Einer muss es ja machen: Die Grundierung seiner Werke findet Daniel Richter fad, ab da werde es immer lustiger.
Foto: Filmladen Filmverleih

So beschaulich hätte man sich den Arbeitsalltag von Daniel Richter nicht vorgestellt. Wenn der Malerstar gerade nicht in seinem Atelier arbeitet, bereitet er eine Ausstellung in einer der Galerien vor, die ihn vertreten, eröffnet eine Vernissage oder ist auf einem fancy Dinner zu Gast. Aus.

Zumindest sind das die – zugegeben erwartbaren – Einblicke, die durch die neue Dokumentation von Regisseur Pepe Danquart in das Leben des norddeutschen Künstlers gewährt werden. Aber wo bleiben die wilden Partys?
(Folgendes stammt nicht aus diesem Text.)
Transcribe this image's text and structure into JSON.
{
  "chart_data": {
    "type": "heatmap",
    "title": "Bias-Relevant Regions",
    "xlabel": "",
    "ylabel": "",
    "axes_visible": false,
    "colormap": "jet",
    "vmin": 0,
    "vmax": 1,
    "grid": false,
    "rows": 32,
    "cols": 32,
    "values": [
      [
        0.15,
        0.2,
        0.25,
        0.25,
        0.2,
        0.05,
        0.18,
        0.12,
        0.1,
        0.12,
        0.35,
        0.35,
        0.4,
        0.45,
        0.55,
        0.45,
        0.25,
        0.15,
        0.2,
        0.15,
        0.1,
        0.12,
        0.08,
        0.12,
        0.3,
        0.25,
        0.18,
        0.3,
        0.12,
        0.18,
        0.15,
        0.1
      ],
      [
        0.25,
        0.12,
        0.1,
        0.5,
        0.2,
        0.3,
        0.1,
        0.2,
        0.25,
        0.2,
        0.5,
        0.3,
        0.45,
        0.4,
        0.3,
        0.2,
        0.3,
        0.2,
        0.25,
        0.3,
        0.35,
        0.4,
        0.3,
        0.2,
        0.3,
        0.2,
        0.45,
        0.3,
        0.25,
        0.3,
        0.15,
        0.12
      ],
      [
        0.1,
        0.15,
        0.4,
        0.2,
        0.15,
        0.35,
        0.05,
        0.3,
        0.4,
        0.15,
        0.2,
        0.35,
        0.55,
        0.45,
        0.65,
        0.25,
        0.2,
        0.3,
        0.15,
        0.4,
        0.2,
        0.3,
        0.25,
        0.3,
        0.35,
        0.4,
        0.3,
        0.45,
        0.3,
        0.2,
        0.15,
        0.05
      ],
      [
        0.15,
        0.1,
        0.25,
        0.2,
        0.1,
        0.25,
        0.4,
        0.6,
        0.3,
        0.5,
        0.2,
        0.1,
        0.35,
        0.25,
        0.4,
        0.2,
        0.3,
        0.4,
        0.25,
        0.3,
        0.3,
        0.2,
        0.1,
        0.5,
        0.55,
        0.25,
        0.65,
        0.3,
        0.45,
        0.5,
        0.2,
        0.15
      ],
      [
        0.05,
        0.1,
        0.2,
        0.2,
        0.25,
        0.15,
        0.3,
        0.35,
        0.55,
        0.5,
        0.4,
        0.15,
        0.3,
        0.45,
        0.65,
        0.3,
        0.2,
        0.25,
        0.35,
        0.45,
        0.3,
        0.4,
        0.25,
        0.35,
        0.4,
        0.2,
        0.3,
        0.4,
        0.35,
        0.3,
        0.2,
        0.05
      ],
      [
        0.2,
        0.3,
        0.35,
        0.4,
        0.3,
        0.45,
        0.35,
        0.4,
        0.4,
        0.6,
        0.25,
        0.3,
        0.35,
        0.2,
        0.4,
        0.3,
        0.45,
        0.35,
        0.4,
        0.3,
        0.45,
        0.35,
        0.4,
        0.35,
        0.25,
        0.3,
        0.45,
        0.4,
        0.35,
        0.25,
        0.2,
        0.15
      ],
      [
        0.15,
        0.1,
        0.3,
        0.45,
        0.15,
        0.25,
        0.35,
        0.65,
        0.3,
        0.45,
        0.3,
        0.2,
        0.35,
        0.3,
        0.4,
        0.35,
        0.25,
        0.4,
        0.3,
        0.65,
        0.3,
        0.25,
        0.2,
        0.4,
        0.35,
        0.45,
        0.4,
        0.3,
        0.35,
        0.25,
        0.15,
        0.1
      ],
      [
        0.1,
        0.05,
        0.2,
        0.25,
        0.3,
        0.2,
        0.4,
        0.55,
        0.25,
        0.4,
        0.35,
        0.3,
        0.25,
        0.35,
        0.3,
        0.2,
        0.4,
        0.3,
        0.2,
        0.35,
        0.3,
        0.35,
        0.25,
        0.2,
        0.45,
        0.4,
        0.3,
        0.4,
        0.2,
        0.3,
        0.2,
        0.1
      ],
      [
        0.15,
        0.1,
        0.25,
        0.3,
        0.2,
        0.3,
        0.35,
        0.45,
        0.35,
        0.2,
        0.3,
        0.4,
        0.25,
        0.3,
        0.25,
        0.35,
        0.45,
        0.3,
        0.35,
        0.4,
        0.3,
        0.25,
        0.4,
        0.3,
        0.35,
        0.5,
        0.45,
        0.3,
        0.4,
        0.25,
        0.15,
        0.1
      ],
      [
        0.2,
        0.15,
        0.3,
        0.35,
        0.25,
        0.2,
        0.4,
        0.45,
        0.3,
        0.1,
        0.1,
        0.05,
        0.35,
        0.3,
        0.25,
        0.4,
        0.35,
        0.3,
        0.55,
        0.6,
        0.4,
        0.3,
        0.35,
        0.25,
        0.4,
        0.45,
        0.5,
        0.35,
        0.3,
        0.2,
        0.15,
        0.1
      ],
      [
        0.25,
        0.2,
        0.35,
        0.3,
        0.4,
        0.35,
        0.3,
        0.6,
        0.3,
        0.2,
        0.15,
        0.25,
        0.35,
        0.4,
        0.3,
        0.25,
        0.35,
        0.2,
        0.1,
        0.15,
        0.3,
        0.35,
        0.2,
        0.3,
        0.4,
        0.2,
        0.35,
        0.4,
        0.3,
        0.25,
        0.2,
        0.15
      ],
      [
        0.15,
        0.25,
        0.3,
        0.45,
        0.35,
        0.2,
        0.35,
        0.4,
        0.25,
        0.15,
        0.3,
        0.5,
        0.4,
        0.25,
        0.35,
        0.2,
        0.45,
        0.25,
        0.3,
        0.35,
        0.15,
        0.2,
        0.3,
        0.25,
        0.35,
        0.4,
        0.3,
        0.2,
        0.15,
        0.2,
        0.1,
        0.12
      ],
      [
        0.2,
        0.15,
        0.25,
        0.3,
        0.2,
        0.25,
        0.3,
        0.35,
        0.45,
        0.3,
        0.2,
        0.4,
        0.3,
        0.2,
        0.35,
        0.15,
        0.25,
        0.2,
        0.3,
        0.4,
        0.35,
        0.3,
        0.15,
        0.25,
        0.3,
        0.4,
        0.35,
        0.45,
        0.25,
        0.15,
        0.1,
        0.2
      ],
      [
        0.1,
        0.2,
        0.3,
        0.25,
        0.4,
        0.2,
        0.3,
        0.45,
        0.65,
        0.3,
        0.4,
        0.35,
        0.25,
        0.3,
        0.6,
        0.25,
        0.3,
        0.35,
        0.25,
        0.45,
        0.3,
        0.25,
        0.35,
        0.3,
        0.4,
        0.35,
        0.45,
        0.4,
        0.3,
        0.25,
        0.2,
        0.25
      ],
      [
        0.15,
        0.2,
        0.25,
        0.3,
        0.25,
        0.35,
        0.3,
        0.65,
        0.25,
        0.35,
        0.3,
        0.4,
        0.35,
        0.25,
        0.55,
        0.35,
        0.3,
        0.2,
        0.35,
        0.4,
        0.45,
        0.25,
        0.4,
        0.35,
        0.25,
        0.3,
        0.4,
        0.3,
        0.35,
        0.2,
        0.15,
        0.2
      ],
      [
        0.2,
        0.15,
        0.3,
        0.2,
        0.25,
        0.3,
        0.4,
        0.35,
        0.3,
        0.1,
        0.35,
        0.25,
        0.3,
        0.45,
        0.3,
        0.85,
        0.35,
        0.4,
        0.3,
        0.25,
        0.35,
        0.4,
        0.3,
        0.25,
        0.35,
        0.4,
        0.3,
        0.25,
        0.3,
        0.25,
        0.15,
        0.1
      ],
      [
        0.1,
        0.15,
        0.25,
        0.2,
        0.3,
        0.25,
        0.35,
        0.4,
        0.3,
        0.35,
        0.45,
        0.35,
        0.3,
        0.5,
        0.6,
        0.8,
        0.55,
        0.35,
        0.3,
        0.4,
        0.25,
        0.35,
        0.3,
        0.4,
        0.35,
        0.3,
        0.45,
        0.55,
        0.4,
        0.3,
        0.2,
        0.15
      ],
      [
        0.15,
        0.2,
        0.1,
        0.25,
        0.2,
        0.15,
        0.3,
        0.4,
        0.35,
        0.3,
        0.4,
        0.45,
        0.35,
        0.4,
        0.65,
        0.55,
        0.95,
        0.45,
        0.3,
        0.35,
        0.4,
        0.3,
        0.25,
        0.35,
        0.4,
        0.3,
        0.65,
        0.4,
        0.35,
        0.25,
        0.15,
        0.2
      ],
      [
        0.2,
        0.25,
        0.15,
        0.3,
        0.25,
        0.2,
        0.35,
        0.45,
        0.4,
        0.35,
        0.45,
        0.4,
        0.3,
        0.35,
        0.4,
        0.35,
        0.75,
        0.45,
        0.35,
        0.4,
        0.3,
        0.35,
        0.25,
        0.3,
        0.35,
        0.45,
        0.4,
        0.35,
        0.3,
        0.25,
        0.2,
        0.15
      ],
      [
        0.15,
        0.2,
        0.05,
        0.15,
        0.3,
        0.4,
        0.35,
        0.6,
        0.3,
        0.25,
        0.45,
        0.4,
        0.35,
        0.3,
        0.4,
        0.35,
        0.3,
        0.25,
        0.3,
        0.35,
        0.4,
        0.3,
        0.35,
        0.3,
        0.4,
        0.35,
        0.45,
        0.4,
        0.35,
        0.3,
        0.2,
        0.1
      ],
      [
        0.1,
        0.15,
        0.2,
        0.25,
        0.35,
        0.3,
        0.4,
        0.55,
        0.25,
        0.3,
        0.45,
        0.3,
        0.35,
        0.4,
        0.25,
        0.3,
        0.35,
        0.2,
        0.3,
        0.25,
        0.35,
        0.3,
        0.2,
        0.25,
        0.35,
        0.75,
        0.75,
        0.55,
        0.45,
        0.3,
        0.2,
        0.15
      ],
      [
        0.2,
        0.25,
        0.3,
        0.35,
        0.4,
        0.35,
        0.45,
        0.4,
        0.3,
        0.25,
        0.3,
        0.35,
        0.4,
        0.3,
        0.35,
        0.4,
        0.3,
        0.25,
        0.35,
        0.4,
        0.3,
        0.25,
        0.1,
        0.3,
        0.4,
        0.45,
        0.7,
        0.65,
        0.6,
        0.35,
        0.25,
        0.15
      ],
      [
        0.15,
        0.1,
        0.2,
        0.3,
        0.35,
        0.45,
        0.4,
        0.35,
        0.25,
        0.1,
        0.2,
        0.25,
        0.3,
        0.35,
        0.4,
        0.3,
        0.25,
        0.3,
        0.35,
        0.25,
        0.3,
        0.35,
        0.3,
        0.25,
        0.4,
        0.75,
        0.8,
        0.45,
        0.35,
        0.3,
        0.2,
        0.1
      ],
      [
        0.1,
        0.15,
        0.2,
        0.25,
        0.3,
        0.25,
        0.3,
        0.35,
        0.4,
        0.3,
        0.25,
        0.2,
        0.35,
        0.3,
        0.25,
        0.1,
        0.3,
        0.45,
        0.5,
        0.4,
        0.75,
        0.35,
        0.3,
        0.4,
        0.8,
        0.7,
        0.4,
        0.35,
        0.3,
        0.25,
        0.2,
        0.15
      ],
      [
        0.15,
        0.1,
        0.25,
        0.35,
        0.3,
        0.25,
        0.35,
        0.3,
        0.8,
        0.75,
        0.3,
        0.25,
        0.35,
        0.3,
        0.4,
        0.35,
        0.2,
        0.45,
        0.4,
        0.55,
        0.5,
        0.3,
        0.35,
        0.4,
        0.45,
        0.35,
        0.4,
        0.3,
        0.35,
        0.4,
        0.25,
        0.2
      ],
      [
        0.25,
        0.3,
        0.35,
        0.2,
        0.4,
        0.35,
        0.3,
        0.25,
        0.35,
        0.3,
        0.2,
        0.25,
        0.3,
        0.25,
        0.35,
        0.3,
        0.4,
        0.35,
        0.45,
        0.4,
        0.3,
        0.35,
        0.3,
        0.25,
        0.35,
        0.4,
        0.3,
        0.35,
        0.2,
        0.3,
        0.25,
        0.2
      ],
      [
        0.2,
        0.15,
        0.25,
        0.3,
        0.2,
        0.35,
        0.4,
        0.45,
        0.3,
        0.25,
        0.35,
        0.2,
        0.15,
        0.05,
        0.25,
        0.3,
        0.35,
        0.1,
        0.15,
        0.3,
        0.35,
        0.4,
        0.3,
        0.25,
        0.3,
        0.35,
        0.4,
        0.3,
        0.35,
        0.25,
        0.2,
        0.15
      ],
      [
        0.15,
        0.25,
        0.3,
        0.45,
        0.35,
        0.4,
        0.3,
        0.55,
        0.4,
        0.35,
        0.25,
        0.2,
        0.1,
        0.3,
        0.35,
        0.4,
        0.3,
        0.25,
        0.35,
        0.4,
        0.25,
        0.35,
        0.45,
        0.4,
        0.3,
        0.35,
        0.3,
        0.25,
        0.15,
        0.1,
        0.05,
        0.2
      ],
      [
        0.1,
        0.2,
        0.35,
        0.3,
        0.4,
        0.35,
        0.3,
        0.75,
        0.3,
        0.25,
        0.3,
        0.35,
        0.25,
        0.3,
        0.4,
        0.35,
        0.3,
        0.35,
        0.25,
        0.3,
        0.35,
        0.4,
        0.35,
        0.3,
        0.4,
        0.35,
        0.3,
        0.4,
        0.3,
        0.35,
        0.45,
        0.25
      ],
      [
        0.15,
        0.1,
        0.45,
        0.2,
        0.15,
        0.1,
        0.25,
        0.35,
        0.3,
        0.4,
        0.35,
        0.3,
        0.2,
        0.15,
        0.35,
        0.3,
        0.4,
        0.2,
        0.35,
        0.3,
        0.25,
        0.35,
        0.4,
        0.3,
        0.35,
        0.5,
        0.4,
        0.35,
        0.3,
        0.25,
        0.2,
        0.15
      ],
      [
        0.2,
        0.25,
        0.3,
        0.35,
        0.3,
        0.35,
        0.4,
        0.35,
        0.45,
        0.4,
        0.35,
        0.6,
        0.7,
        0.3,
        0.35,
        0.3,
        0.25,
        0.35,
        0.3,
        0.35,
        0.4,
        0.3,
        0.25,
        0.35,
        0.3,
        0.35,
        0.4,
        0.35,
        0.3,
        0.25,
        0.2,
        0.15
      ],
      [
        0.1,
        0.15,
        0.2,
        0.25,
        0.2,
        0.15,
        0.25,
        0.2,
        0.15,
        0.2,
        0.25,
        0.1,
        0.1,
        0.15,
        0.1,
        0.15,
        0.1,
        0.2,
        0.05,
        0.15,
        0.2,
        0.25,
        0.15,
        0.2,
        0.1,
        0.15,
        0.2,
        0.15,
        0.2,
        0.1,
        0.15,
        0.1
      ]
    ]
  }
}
Die sinnsuchenden Zusammenbrüche? Die wortstarken Diskussionen? Das Dozieren vor seinen Studierenden an der Akademie der bildenden Künste in Wien? Sein Leben abseits des Studios? Gibt es das überhaupt?

Den Eindruck, dass dies nicht der Fall ist, könnte man fast bekommen. Denn die zweistündige Doku spielt zu etwa 90 Prozent an Richters Arbeitsplatz. Das lichtdurchflutete Berliner Atelier ist bis auf Tische voller Malutensilien ordentlich und aufgeräumt. Abgenutzte Perserteppiche liegen auf dem mit Farbflecken übersäten Boden, inmitten des geräumigen Studios steht ein Schreibtisch. Richter sitzt entweder dort und zeichnet, betrachtet seine Gemälde vom Sofa aus oder arbeitet an den großen Leinwänden, die an den Wänden lehnen.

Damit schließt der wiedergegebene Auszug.